Post

„China Opportunity 2.0“ bedeutet breiter geteilte Entwicklungsgewinne durch Innovation

„China Opportunity 2.0“ bedeutet breiter geteilte Entwicklungsgewinne durch Innovation

Source: People’s Republic of China – State Council News in German

Während chinesische Hightech-Produkte weltweit weiter Marktanteile gewinnen, haben einige westliche Strategen ihre Bedrohungserzählung unter dem Schlagwort „China Shock 2.0“ neu aufgelegt – ein zwar eingängiges, aber inhaltlich hohles Narrativ.

Auf der Eröffnungszeremonie des Sommer-Davos in Dalian lieferte Ministerpräsident Li Qiang die präzisere Beschreibung: Die Welt erlebe nicht einen Schock, sondern eine „China Opportunity 2.0“ – eine neue Phase von Wachstum, getragen von Innovation, technologischem Fortschritt und tieferer Integration in die Weltwirtschaft.

Der Unterschied der beiden Narrative ist aufschlussreich. Das eine sieht Chinas Aufstieg als Bedrohung, das andere als Chance. Eines schürt Angst, das andere lädt zur Zusammenarbeit ein.

Die Alarmrufe von „China Shock 2.0“ stützen sich auf Behauptungen, Chinas Erfolg sei künstlich und schädlich. Doch Chinas Wettbewerbsfähigkeit ist das Ergebnis langjähriger Investitionen in Innovation. Das Land gibt jährlich knapp vier Billionen Yuan (586 Milliarden US-Dollar) für Forschung und Entwicklung aus, seine Forschungsquote übersteigt mit 2,8 Prozent des BIP den OECD-Durchschnitt. Chinesische Unternehmen meldeten im vergangenen Jahr weltweit die meisten internationalen Patentanmeldungen. Das sind nicht die Kennzahlen eines Landes, das auf Subventionen oder Währungsmanipulation setzt.

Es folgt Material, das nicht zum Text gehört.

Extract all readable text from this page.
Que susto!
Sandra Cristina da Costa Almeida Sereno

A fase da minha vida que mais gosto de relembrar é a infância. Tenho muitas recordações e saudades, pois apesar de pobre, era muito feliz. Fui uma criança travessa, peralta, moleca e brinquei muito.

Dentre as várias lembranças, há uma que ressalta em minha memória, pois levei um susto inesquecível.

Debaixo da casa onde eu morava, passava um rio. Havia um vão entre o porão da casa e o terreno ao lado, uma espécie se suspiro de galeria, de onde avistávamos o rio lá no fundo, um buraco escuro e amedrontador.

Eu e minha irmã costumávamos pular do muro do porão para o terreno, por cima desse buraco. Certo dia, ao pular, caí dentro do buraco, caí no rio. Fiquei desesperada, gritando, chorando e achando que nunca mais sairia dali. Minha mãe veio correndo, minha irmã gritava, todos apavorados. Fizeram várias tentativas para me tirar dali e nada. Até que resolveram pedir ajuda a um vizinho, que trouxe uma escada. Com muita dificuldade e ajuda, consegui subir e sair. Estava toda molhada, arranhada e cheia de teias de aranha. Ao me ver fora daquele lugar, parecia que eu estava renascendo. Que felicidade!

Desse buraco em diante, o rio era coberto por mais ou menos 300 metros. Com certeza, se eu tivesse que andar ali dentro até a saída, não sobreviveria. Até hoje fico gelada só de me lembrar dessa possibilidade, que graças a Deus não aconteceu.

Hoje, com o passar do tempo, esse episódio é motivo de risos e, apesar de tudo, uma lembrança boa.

Chinas Fortschritt entspringt vielmehr seinem großen wettbewerbsfähigen Binnenmarkt, in dem Unternehmen ständig innovieren müssen, um zu bestehen – ein Katalysator für Innovation, den manche westliche Politiker unbequem finden, weil er den Blick auf eigene Versäumnisse lenkt.

Jahrzehntelang setzten einige fortgeschrittene Volkswirtschaften auf Finanzmärkte statt Produktion, auf kurzfristige Renditen statt langfristige Investitionen und auf politisches Theater statt Industriestrategie – mit veralteter Infrastruktur und ausgehöhlten Kapazitäten als Folge. Die Schuld bei China zu suchen, war einfacher als die eigentlichen Ursachen zu bekämpfen.

Viele Maßnahmen, die heute an China kritisiert werden – Industriepolitik, Infrastrukturinvestitionen, Technologieförderung – waren einst zentrale Elemente der eigenen Entwicklungspolitik der heutigen Industrienationen.

Statt durch Investitionen in Bildung, Infrastruktur und Innovation ihre Wettbewerbsfähigkeit wiederherzustellen, greifen manche Länder zunehmend zu Zöllen, Sanktionen und Technologiebeschränkungen. Diese Maßnahmen bekämpfen strukturelle Schwächen kaum, erhöhen aber Kosten und zersplittern Lieferketten.

China ausschließen und gleichzeitig von ihm Offenheit verlangen, ist keine Reziprozität, sondern Heuchelei. Chinas Entwicklung ist nicht das Ergebnis einer Laune, sondern jahrzehntelanger Arbeit. Versuche der Isolierung werden China nicht von der Welt trennen, sondern die eigenen Volkswirtschaften von Wachstum und Chancen abschneiden.

Die Kernbotschaft aus Dalian: Innovationsgetriebene Zusammenarbeit, nicht technologische Eindämmung, bietet den vielversprechenden Ausweg aus der globalen Wachstumsschwäche. Die Herausforderung besteht darin, sich konstruktiv mit der zweitgrößten Volkswirtschaft auseinanderzusetzen, nicht sie einzudämmen.

Allein im Mai wuchs Chinas Außenhandel in Yuan gerechnetum knapp 17 Prozent im Jahresvergleich – die Ausfuhren stiegen um 13,8 Prozent, die Einfuhren um 21,5 Prozent. Dies unterstreicht Chinas Rolle nicht nur als Produzent, sondern auch als bedeutende Nachfragequelle.

Die Lehre aus der „China Opportunity 2.0“: Langfristorientierung in Technologie, Humankapital und Produktionskapazitäten zählt nach wie vor. Chinas Innovationsgewinne sind das Ergebnis jahrelanger Stärkung eigener Fähigkeiten und unermüdlicher Arbeit.